Pour les autorités sanitaires, l'enjeu est également budgétaire. Le vieillissement de la population entraîne une augmentation continue des dépenses liées aux fractures, notamment celles du col du fémur, qui figurent parmi les accidents les plus lourds de conséquences chez les personnes âgées. Hospitalisation, chirurgie, rééducation, aides à domicile et perte d'autonomie représentent un coût considérable pour les systèmes de santé. Si les compléments alimentaires ne permettent pas de réduire significativement ces événements, les investissements pourraient être davantage orientés vers des programmes de prévention multifactoriels, déjà soutenus par de nombreuses sociétés savantes.

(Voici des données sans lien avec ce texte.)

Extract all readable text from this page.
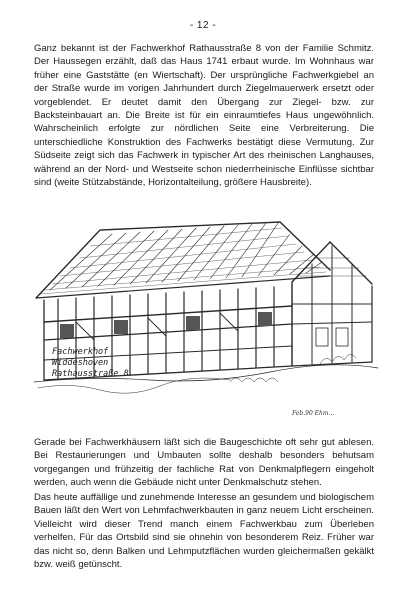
- 12 -

Ganz bekannt ist der Fachwerkhof Rathausstraße 8 von der Familie Schmitz. Der Haussegen erzählt, daß das Haus 1741 erbaut wurde. Im Wohnhaus war früher eine Gaststätte (en Wiertschaft). Der ursprüngliche Fachwerkgiebel an der Straße wurde im vorigen Jahrhundert durch Ziegelmauerwerk ersetzt oder vorgeblendet. Er deutet damit den Übergang zur Ziegel- bzw. zur Backsteinbauart an. Die Breite ist für ein einraumtiefes Haus ungewöhnlich. Wahrscheinlich erfolgte zur nördlichen Seite eine Verbreiterung. Die unterschiedliche Konstruktion des Fachwerks bestätigt diese Vermutung. Zur Südseite zeigt sich das Fachwerk in typischer Art des rheinischen Langhauses, während an der Nord- und Westseite schon niederrheinische Einflüsse sichtbar sind (weite Stützabstände, Horizontalteilung, größere Hausbreite).

Fachwerkhof
Widdeshoven
Rathausstraße 8
Feb.90 Ehm...

Gerade bei Fachwerkhäusern läßt sich die Baugeschichte oft sehr gut ablesen. Bei Restaurierungen und Umbauten sollte deshalb besonders behutsam vorgegangen und frühzeitig der fachliche Rat von Denkmalpflegern eingeholt werden, auch wenn die Gebäude nicht unter Denkmalschutz stehen.

Das heute auffällige und zunehmende Interesse an gesundem und biologischem Bauen läßt den Wert von Lehmfachwerkbauten in ganz neuem Licht erscheinen. Vielleicht wird dieser Trend manch einem Fachwerkbau zum Überleben verhelfen. Für das Ortsbild sind sie ohnehin von besonderem Reiz. Früher war das nicht so, denn Balken und Lehmputzflächen wurden gleichermaßen gekälkt bzw. weiß getünscht.
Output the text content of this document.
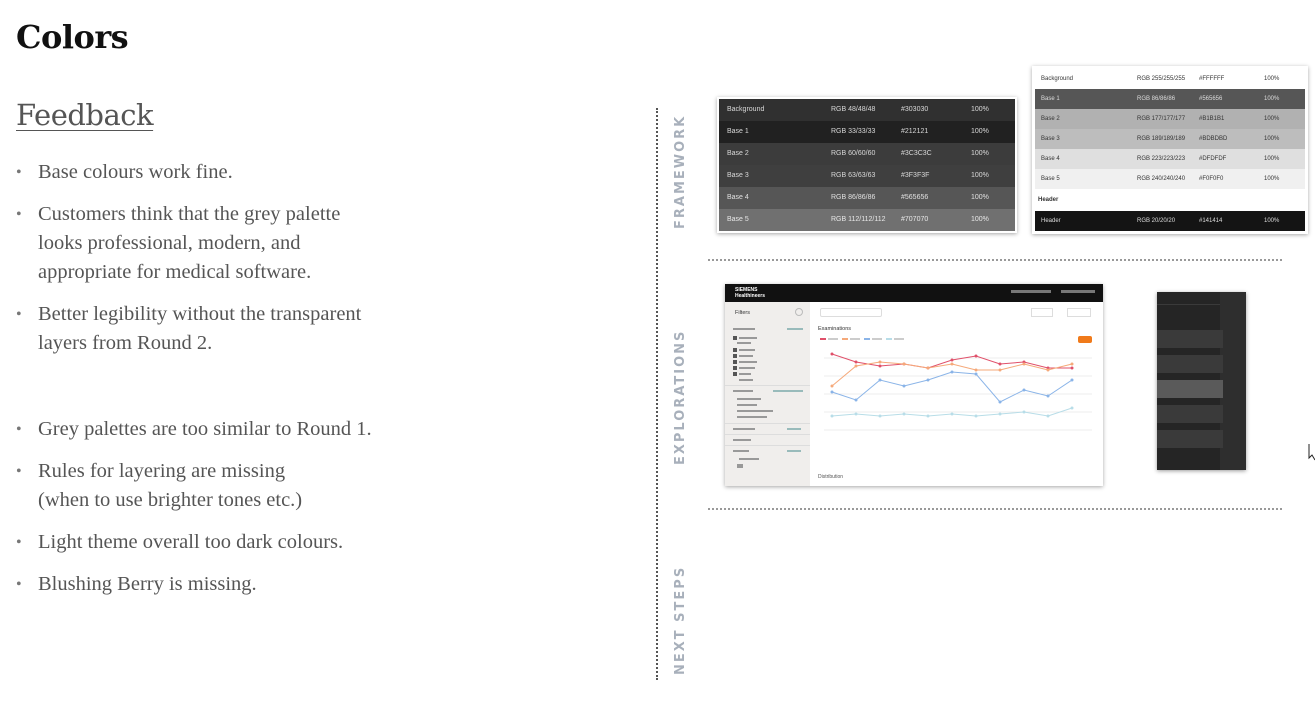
Colors
Feedback
• Base colours work fine.
• Customers think that the grey palette
looks professional, modern, and
appropriate for medical software.
• Better legibility without the transparent
layers from Round 2.
• Grey palettes are too similar to Round 1.
• Rules for layering are missing
(when to use brighter tones etc.)
• Light theme overall too dark colours.
• Blushing Berry is missing.
FRAMEWORK
EXPLORATIONS
NEXT STEPS
Background	RGB 48/48/48	#303030	100%
Base 1	RGB 33/33/33	#212121	100%
Base 2	RGB 60/60/60	#3C3C3C	100%
Base 3	RGB 63/63/63	#3F3F3F	100%
Base 4	RGB 86/86/86	#565656	100%
Base 5	RGB 112/112/112 #707070	100%
Background	RGB 255/255/255 #FFFFFF	100%
Base 1	RGB 86/86/86	#565656	100%
Base 2	RGB 177/177/177 #B1B1B1	100%
Base 3	RGB 189/189/189 #BDBDBD	100%
Base 4	RGB 223/223/223 #DFDFDF	100%
Base 5	RGB 240/240/240 #F0F0F0	100%
Header
Header	RGB 20/20/20	#141414	100%
SIEMENS
Healthineers
Filters
Examinations
Distribution
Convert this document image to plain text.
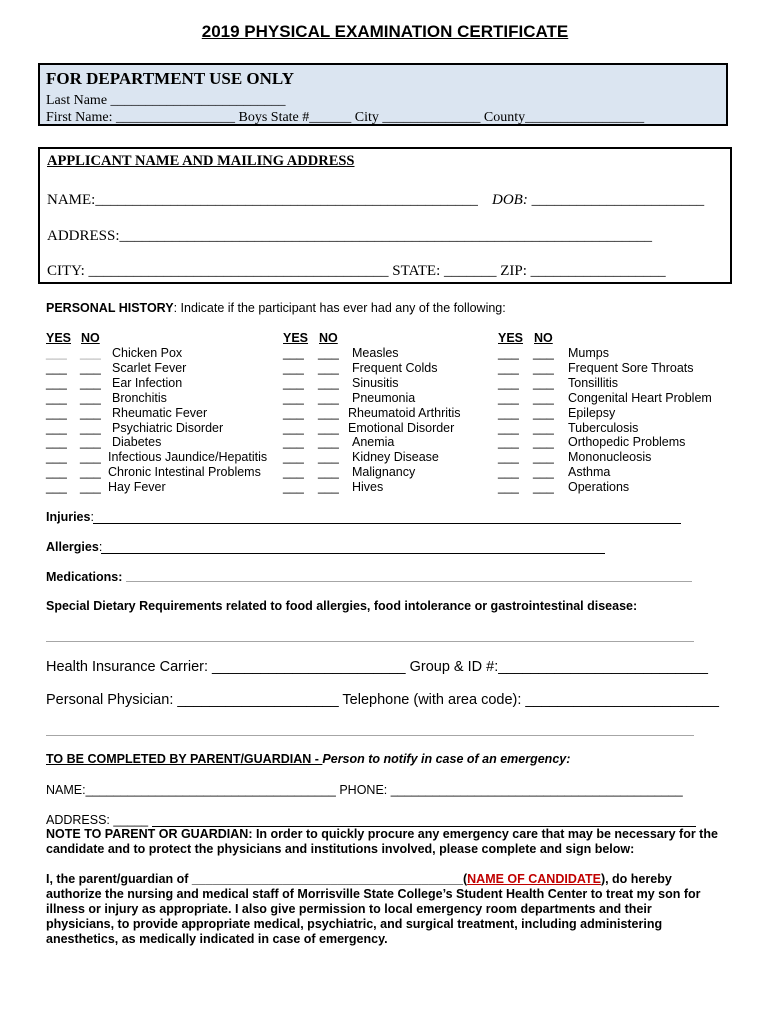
2019 PHYSICAL EXAMINATION CERTIFICATE
FOR DEPARTMENT USE ONLY
Last Name _________________________
First Name: _________________ Boys State #______ City ______________ County_________________
APPLICANT NAME AND MAILING ADDRESS
NAME:___________________________________________________ DOB: _______________________
ADDRESS:_______________________________________________________________________
CITY: ________________________________________ STATE: _______ ZIP: __________________
PERSONAL HISTORY: Indicate if the participant has ever had any of the following:
YES NO
___ ___ Chicken Pox
___ ___ Scarlet Fever
___ ___ Ear Infection
___ ___ Bronchitis
___ ___ Rheumatic Fever
___ ___ Psychiatric Disorder
___ ___ Diabetes
___ ___ Infectious Jaundice/Hepatitis
___ ___ Chronic Intestinal Problems
___ ___ Hay Fever
YES NO
___ ___ Measles
___ ___ Frequent Colds
___ ___ Sinusitis
___ ___ Pneumonia
___ ___ Rheumatoid Arthritis
___ ___ Emotional Disorder
___ ___ Anemia
___ ___ Kidney Disease
___ ___ Malignancy
___ ___ Hives
YES NO
___ ___ Mumps
___ ___ Frequent Sore Throats
___ ___ Tonsillitis
___ ___ Congenital Heart Problem
___ ___ Epilepsy
___ ___ Tuberculosis
___ ___ Orthopedic Problems
___ ___ Mononucleosis
___ ___ Asthma
___ ___ Operations
Injuries:
Allergies:
Medications:
Special Dietary Requirements related to food allergies, food intolerance or gastrointestinal disease:
Health Insurance Carrier: ________________________ Group & ID #:__________________________
Personal Physician: ____________________ Telephone (with area code): ________________________
TO BE COMPLETED BY PARENT/GUARDIAN - Person to notify in case of an emergency:
NAME:____________________________________ PHONE: __________________________________________
ADDRESS: _____
NOTE TO PARENT OR GUARDIAN: In order to quickly procure any emergency care that may be necessary for the candidate and to protect the physicians and institutions involved, please complete and sign below:
I, the parent/guardian of _______________________________________(NAME OF CANDIDATE), do hereby authorize the nursing and medical staff of Morrisville State College’s Student Health Center to treat my son for illness or injury as appropriate. I also give permission to local emergency room departments and their physicians, to provide appropriate medical, psychiatric, and surgical treatment, including administering anesthetics, as medically indicated in case of emergency.
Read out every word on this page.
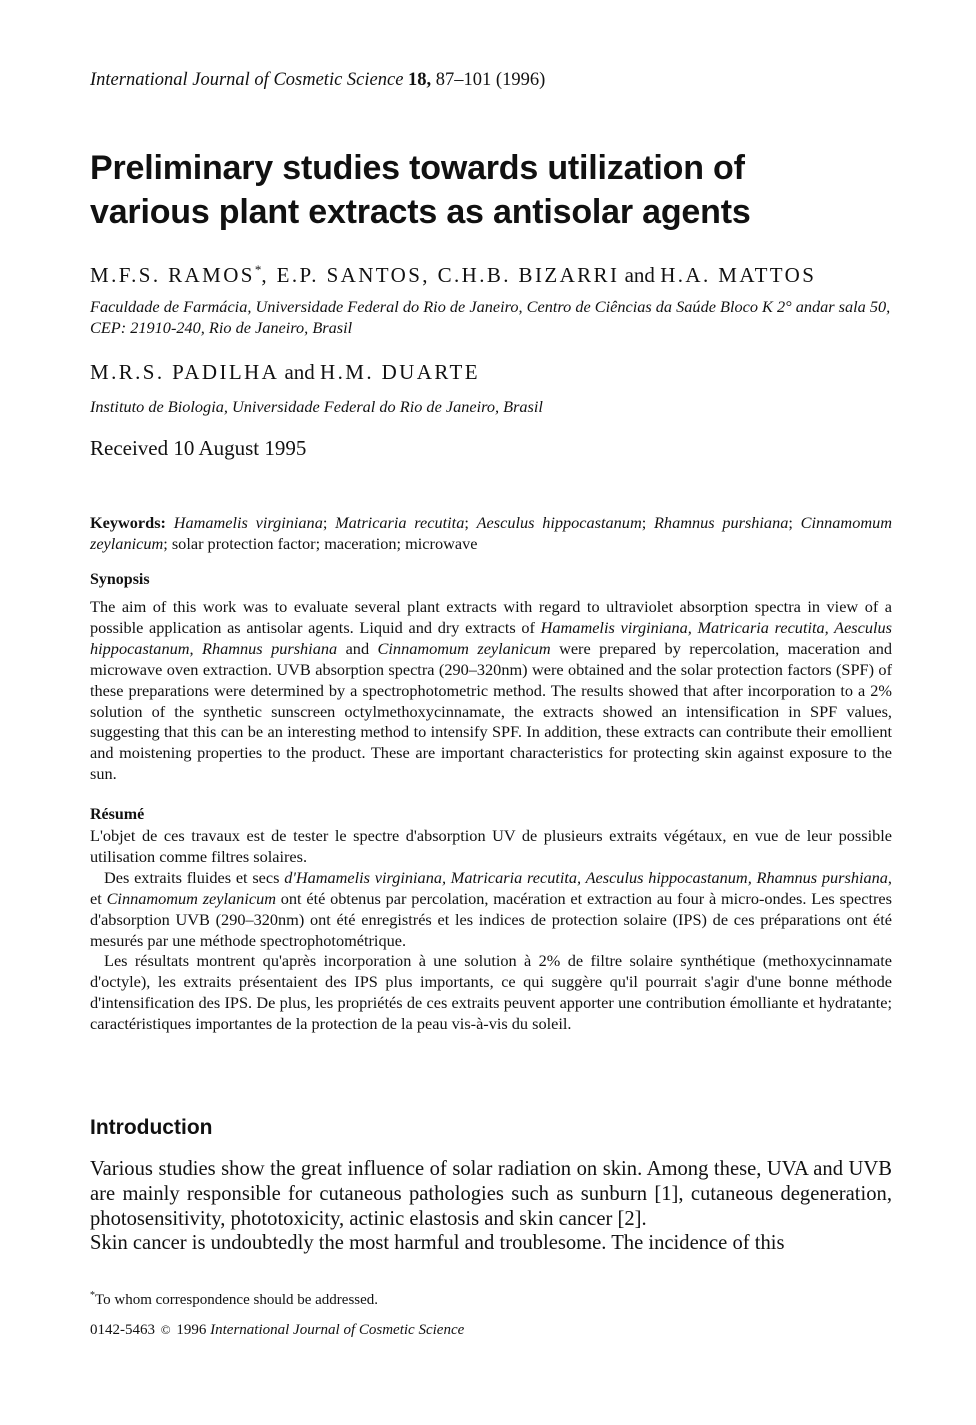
International Journal of Cosmetic Science 18, 87–101 (1996)
Preliminary studies towards utilization of
various plant extracts as antisolar agents
M.F.S. RAMOS*, E.P. SANTOS, C.H.B. BIZARRI and H.A. MATTOS
Faculdade de Farmácia, Universidade Federal do Rio de Janeiro, Centro de Ciências da Saúde Bloco K 2° andar sala 50, CEP: 21910-240, Rio de Janeiro, Brasil
M.R.S. PADILHA and H.M. DUARTE
Instituto de Biologia, Universidade Federal do Rio de Janeiro, Brasil
Received 10 August 1995
Keywords: Hamamelis virginiana; Matricaria recutita; Aesculus hippocastanum; Rhamnus purshiana; Cinnamomum zeylanicum; solar protection factor; maceration; microwave
Synopsis
The aim of this work was to evaluate several plant extracts with regard to ultraviolet absorption spectra in view of a possible application as antisolar agents. Liquid and dry extracts of Hamamelis virginiana, Matricaria recutita, Aesculus hippocastanum, Rhamnus purshiana and Cinnamomum zeylanicum were prepared by repercolation, maceration and microwave oven extraction. UVB absorption spectra (290–320nm) were obtained and the solar protection factors (SPF) of these preparations were determined by a spectrophotometric method. The results showed that after incorporation to a 2% solution of the synthetic sunscreen octylmethoxycinnamate, the extracts showed an intensification in SPF values, suggesting that this can be an interesting method to intensify SPF. In addition, these extracts can contribute their emollient and moistening properties to the product. These are important characteristics for protecting skin against exposure to the sun.
Résumé

L'objet de ces travaux est de tester le spectre d'absorption UV de plusieurs extraits végétaux, en vue de leur possible utilisation comme filtres solaires.

Des extraits fluides et secs d'Hamamelis virginiana, Matricaria recutita, Aesculus hippocastanum, Rhamnus purshiana, et Cinnamomum zeylanicum ont été obtenus par percolation, macération et extraction au four à micro-ondes. Les spectres d'absorption UVB (290–320nm) ont été enregistrés et les indices de protection solaire (IPS) de ces préparations ont été mesurés par une méthode spectrophotométrique.

Les résultats montrent qu'après incorporation à une solution à 2% de filtre solaire synthétique (methoxycinnamate d'octyle), les extraits présentaient des IPS plus importants, ce qui suggère qu'il pourrait s'agir d'une bonne méthode d'intensification des IPS. De plus, les propriétés de ces extraits peuvent apporter une contribution émolliante et hydratante; caractéristiques importantes de la protection de la peau vis-à-vis du soleil.

Introduction

Various studies show the great influence of solar radiation on skin. Among these, UVA and UVB are mainly responsible for cutaneous pathologies such as sunburn [1], cutaneous degeneration, photosensitivity, phototoxicity, actinic elastosis and skin cancer [2].

Skin cancer is undoubtedly the most harmful and troublesome. The incidence of this

*To whom correspondence should be addressed.
0142-5463 © 1996 International Journal of Cosmetic Science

Les chercheurs insistent d'ailleurs sur le fait que la prévention des chutes repose sur une approche globale. L'activité physique régulière, les exercices d'équilibre, le renforcement musculaire, une alimentation variée, le dépistage des troubles visuels et l'adaptation du domicile apparaissent comme des leviers plus prometteurs pour réduire le risque de fracture. Ces interventions nécessitent certes des investissements, mais plusieurs travaux ont déjà montré qu'elles pouvaient contribuer à diminuer le nombre d'accidents et leurs conséquences économiques à long terme.